Yesterday, we had a big family bash. Dad and Uncle Naren were swilling some whiskey in the backyard. My mom and I were in the kitchen making pasta and soup. Steve flipped some chicken on the grill.
The kids asked if they they could run down to the field at the elementary school, which is about 100 yards from my house. It has a big soccer field and a playground. We told the older ones to watch the younger ones and off they went. We let all nine kids aged 4 to 14 go down on their own, while we got down to business with the whiskey and pasta.
After about 40 minutes, the kids came running in the house. They said with some amusement that some old man took Arianna's shoes. What?!!! It's very hard to get a straight story from a group of kids, mostly verbose girls, who talked over each other, but we finally pieced the bits of the drama together.
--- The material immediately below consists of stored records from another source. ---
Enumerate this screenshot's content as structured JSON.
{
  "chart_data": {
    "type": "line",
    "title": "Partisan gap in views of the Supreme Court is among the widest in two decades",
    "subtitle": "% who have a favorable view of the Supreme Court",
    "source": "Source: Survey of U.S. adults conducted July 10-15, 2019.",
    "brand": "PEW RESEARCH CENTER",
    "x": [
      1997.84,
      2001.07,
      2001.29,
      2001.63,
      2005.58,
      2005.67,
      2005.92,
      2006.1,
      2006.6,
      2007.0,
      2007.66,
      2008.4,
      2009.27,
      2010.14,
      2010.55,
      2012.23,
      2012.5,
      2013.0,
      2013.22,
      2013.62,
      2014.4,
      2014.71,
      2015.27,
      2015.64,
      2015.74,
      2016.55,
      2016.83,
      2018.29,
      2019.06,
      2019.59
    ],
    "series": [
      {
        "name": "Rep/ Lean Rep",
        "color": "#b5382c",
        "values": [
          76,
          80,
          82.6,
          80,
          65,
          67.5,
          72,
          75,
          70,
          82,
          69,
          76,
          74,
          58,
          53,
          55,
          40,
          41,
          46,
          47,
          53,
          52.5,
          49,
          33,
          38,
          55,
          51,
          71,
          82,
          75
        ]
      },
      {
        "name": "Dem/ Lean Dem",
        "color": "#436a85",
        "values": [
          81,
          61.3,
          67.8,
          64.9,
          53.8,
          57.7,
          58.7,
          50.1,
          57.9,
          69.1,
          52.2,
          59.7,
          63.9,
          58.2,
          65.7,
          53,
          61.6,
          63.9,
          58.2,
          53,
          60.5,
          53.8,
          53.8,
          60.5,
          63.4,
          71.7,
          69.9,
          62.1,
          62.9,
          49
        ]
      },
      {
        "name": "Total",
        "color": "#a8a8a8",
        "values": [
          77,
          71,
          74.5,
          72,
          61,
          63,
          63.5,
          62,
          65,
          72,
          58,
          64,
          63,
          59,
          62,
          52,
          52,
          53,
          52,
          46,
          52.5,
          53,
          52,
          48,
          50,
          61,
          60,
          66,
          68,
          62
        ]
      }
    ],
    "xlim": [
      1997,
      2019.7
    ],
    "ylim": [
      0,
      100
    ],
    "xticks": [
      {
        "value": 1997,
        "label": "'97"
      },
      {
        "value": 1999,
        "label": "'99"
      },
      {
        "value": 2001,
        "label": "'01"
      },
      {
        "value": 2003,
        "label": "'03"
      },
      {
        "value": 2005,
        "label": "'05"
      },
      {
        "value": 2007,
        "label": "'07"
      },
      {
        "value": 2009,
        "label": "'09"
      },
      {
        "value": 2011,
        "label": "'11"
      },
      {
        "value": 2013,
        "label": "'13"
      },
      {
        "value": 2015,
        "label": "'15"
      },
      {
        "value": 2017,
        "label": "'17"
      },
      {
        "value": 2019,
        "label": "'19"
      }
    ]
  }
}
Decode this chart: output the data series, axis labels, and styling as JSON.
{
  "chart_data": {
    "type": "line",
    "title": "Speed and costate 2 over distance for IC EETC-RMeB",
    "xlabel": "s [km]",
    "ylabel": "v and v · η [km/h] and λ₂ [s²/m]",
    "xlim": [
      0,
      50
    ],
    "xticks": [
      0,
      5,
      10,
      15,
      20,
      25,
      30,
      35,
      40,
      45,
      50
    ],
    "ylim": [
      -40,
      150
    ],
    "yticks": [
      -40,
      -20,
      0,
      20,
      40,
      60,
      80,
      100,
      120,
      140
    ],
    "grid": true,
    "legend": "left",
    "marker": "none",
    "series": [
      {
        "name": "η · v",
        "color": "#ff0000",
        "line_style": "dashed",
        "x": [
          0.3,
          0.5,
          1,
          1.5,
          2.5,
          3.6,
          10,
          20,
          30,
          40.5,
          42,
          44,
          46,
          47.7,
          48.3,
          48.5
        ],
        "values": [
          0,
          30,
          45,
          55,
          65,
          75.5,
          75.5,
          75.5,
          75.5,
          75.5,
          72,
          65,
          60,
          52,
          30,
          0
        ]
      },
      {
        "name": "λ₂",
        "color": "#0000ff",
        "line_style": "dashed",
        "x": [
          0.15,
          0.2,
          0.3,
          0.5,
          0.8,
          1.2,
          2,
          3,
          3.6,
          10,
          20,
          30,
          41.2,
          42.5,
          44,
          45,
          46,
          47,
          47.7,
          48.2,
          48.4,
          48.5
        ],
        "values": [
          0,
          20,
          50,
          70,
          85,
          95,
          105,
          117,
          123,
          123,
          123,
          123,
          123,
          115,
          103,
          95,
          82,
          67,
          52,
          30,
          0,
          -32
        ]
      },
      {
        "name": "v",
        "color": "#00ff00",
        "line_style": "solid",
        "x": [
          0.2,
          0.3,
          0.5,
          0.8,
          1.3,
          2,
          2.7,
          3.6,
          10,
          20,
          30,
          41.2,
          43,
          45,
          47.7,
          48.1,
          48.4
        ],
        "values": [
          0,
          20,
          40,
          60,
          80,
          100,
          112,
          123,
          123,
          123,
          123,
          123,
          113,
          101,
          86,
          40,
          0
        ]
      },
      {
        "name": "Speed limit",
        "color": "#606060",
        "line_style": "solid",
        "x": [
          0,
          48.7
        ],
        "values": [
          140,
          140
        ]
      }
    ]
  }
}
The kids were playing soccer and had left their shoes and their sweatshirts next to a goal post, as they ran through the grass. They saw an old Indian man, wearing a traditional long jacket, watching them on the field. Half of our kids are part Indian. He looked like a relative and seemed harmless. They noted that he was looking in the garbage. They even saw him pick up their sweatshirts and put them down. One of the kids saw the man walk off the field with a pair of shoes. They came running home to tell us this strange tale.
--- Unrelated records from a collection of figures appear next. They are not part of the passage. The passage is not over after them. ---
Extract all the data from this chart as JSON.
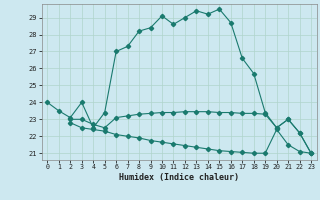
{
  "title": "",
  "xlabel": "Humidex (Indice chaleur)",
  "bg_color": "#cde8f0",
  "line_color": "#1a7a6e",
  "grid_color": "#b0d4cc",
  "xlim": [
    -0.5,
    23.5
  ],
  "ylim": [
    20.6,
    29.8
  ],
  "xticks": [
    0,
    1,
    2,
    3,
    4,
    5,
    6,
    7,
    8,
    9,
    10,
    11,
    12,
    13,
    14,
    15,
    16,
    17,
    18,
    19,
    20,
    21,
    22,
    23
  ],
  "yticks": [
    21,
    22,
    23,
    24,
    25,
    26,
    27,
    28,
    29
  ],
  "line1_x": [
    0,
    1,
    2,
    3,
    4,
    5,
    6,
    7,
    8,
    9,
    10,
    11,
    12,
    13,
    14,
    15,
    16,
    17,
    18,
    19,
    20,
    21,
    22,
    23
  ],
  "line1_y": [
    24.0,
    23.5,
    23.1,
    24.0,
    22.5,
    23.4,
    27.0,
    27.3,
    28.2,
    28.4,
    29.1,
    28.6,
    29.0,
    29.4,
    29.2,
    29.5,
    28.7,
    26.6,
    25.7,
    23.4,
    22.5,
    23.0,
    22.2,
    21.0
  ],
  "line2_x": [
    2,
    3,
    4,
    5,
    6,
    7,
    8,
    9,
    10,
    11,
    12,
    13,
    14,
    15,
    16,
    17,
    18,
    19,
    20,
    21,
    22,
    23
  ],
  "line2_y": [
    23.0,
    23.0,
    22.7,
    22.5,
    23.1,
    23.2,
    23.3,
    23.35,
    23.4,
    23.4,
    23.45,
    23.45,
    23.45,
    23.4,
    23.4,
    23.35,
    23.35,
    23.3,
    22.5,
    23.0,
    22.2,
    21.0
  ],
  "line3_x": [
    2,
    3,
    4,
    5,
    6,
    7,
    8,
    9,
    10,
    11,
    12,
    13,
    14,
    15,
    16,
    17,
    18,
    19,
    20,
    21,
    22,
    23
  ],
  "line3_y": [
    22.8,
    22.5,
    22.4,
    22.3,
    22.1,
    22.0,
    21.9,
    21.75,
    21.65,
    21.55,
    21.45,
    21.35,
    21.25,
    21.15,
    21.1,
    21.05,
    21.0,
    21.0,
    22.4,
    21.5,
    21.1,
    21.0
  ]
}
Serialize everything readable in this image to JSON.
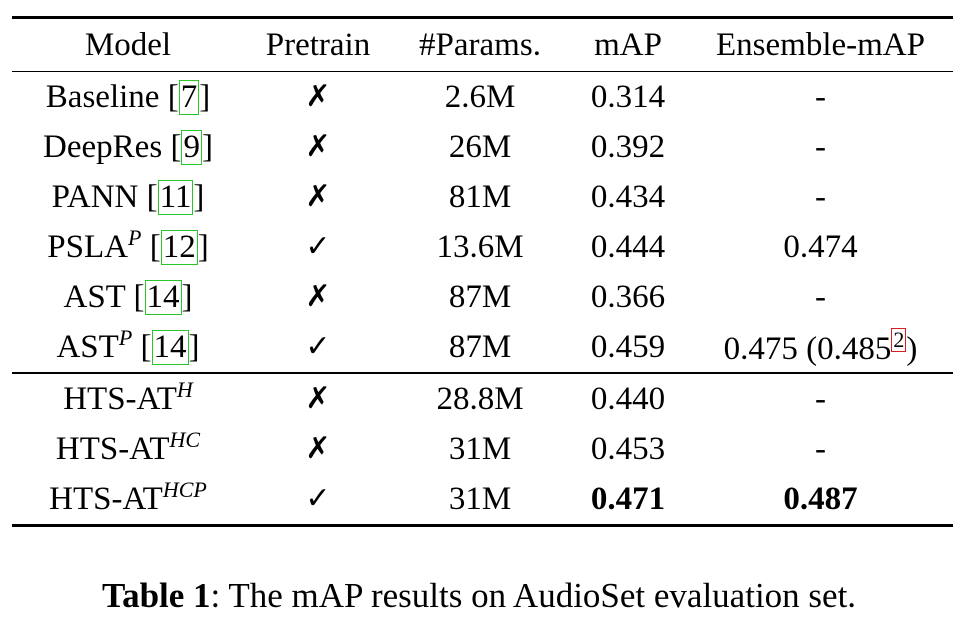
{
  "table": {
    "headers": [
      "Model",
      "Pretrain",
      "#Params.",
      "mAP",
      "Ensemble-mAP"
    ],
    "group1": [
      {
        "model": "Baseline",
        "sup": "",
        "cite": "7",
        "pretrain": "✗",
        "params": "2.6M",
        "map": "0.314",
        "ens": "-"
      },
      {
        "model": "DeepRes",
        "sup": "",
        "cite": "9",
        "pretrain": "✗",
        "params": "26M",
        "map": "0.392",
        "ens": "-"
      },
      {
        "model": "PANN",
        "sup": "",
        "cite": "11",
        "pretrain": "✗",
        "params": "81M",
        "map": "0.434",
        "ens": "-"
      },
      {
        "model": "PSLA",
        "sup": "P",
        "cite": "12",
        "pretrain": "✓",
        "params": "13.6M",
        "map": "0.444",
        "ens": "0.474"
      },
      {
        "model": "AST",
        "sup": "",
        "cite": "14",
        "pretrain": "✗",
        "params": "87M",
        "map": "0.366",
        "ens": "-"
      },
      {
        "model": "AST",
        "sup": "P",
        "cite": "14",
        "pretrain": "✓",
        "params": "87M",
        "map": "0.459",
        "ens_prefix": "0.475 (0.485",
        "ens_footnote": "2",
        "ens_suffix": ")"
      }
    ],
    "group2": [
      {
        "model": "HTS-AT",
        "sup": "H",
        "pretrain": "✗",
        "params": "28.8M",
        "map": "0.440",
        "ens": "-"
      },
      {
        "model": "HTS-AT",
        "sup": "HC",
        "pretrain": "✗",
        "params": "31M",
        "map": "0.453",
        "ens": "-"
      },
      {
        "model": "HTS-AT",
        "sup": "HCP",
        "pretrain": "✓",
        "params": "31M",
        "map": "0.471",
        "ens": "0.487"
      }
    ]
  },
  "caption": {
    "label": "Table 1",
    "text": ": The mAP results on AudioSet evaluation set."
  }
}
Solitary male. At a playground. Taking shoes.
I immediately put down the tongs and called the cops. The police showed up at the field with lights flashing within minutes. At the same time, there was a car accident one block away. There were as many police cars at the soccer field as at the site of the accident.
The cops tracked down the guy. Behind the tinted windows of their SUV, my cousins drove by the man and the kids positively identified the dude. They missed most of dinner, but we nuked the pasta for them when they returned. It was not clear if the guy, a visitor from out of town, was a pervert or an addled old man, but nobody was taking chances.
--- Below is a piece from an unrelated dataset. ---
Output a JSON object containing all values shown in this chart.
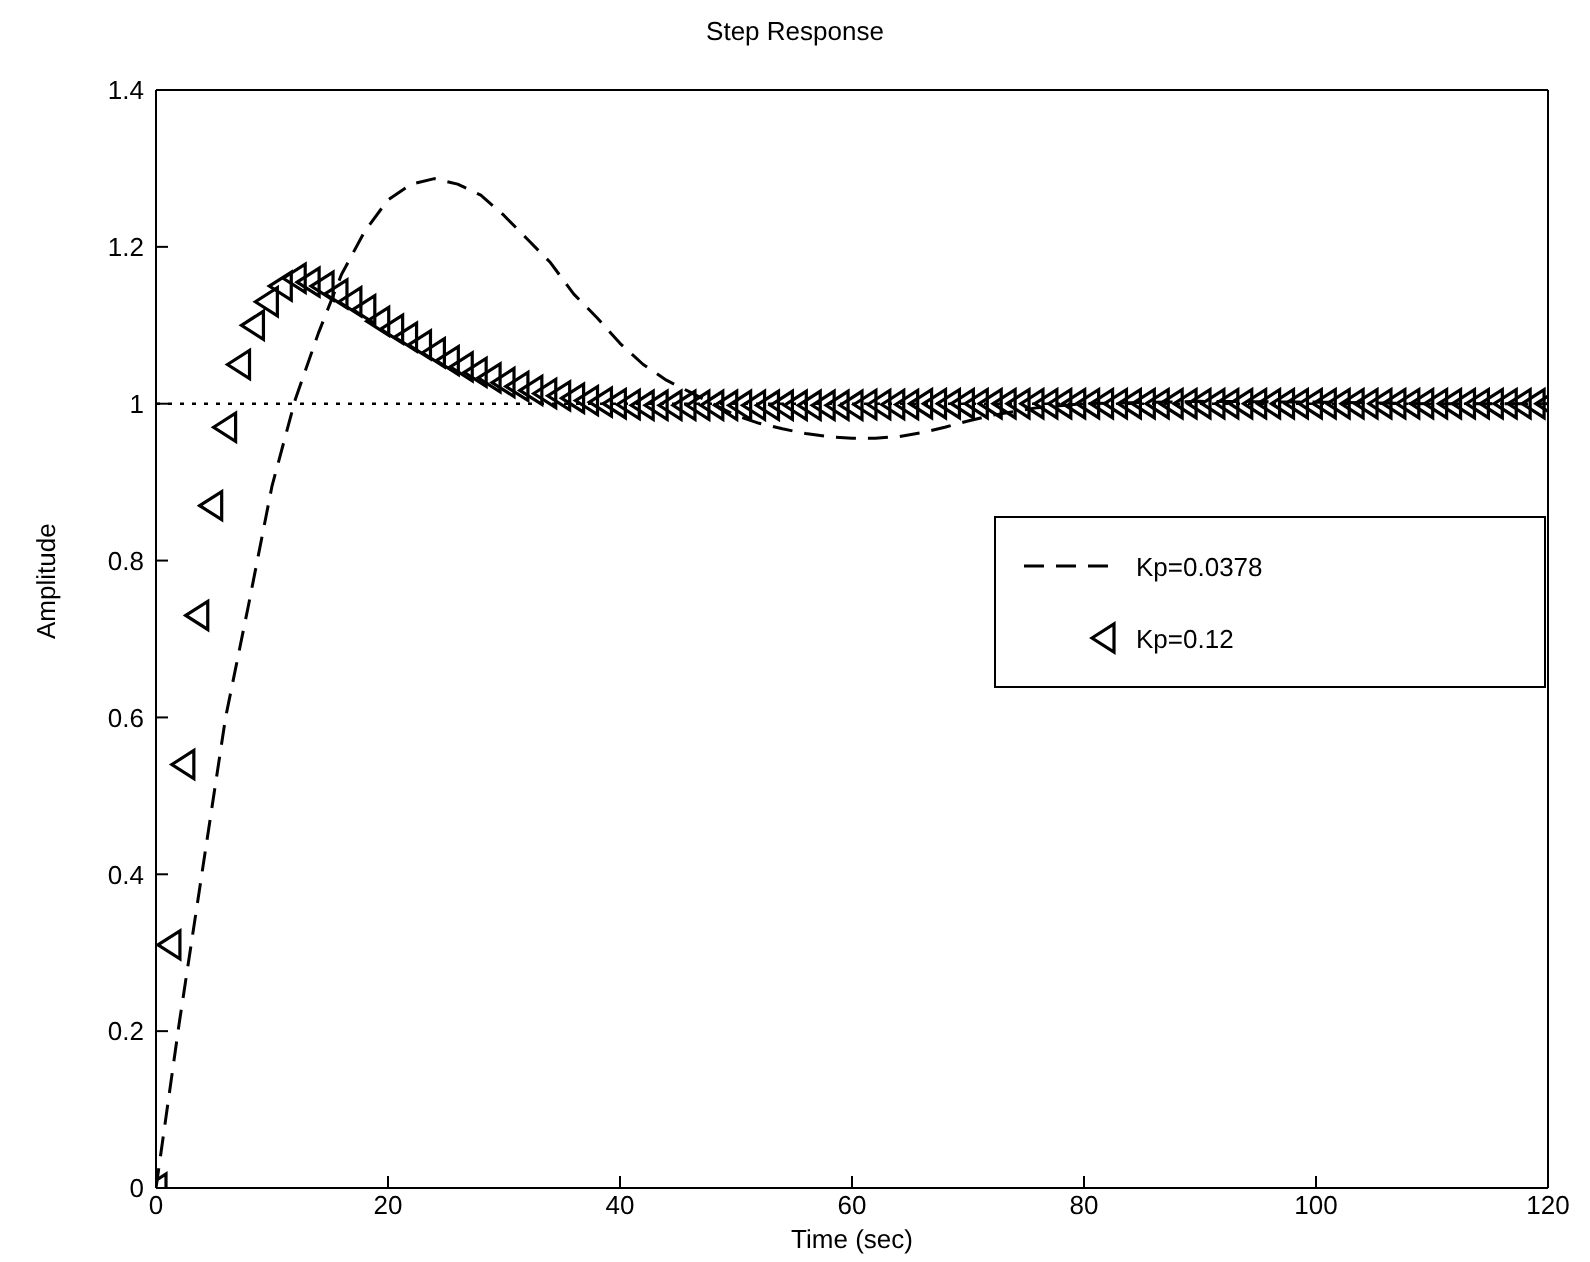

Malcolm Gladwell has an interesting article in the New Yorker about Sandusky and how he used various methods of child molsters to groom his victims. Thanks to all the readers who asked me to read it.
Modern parents have been aware of perverts for a while. High profile cases of abductions and killings are always on the back of our mind. Cases like Sandusky, the Catholic priest stories and the poor Leiby Kletzky story have increased the anxiety levels. Creeps are everywhere, even among the most trusted members of society.
Fear of perverts has drastically changed the way that we parent our children.
When the kids came running in the house to tell us the shoe story, we immediately gathered the kids in the house. We second guessed our decision to let the kids go to their field on their own. We believed the kids' story and called authorities. The old man, who very well could have had dementia, was feared and the authorities forbade him from spending any more time around the playground. And all of that was right and good.
The downside is that kids today have much less freedom than we enjoyed. They can't roam a neighborhood freely. Parents pick up the kids from school, rather than let them walk home. They get less exercise. They spend more time inside, where we can protect them. We remind each other to check out the child predator lists online. We know that there are very, very few of these people out there, but no parent wants to play the odds like that.
Perverts have turned us all into helicopter parents.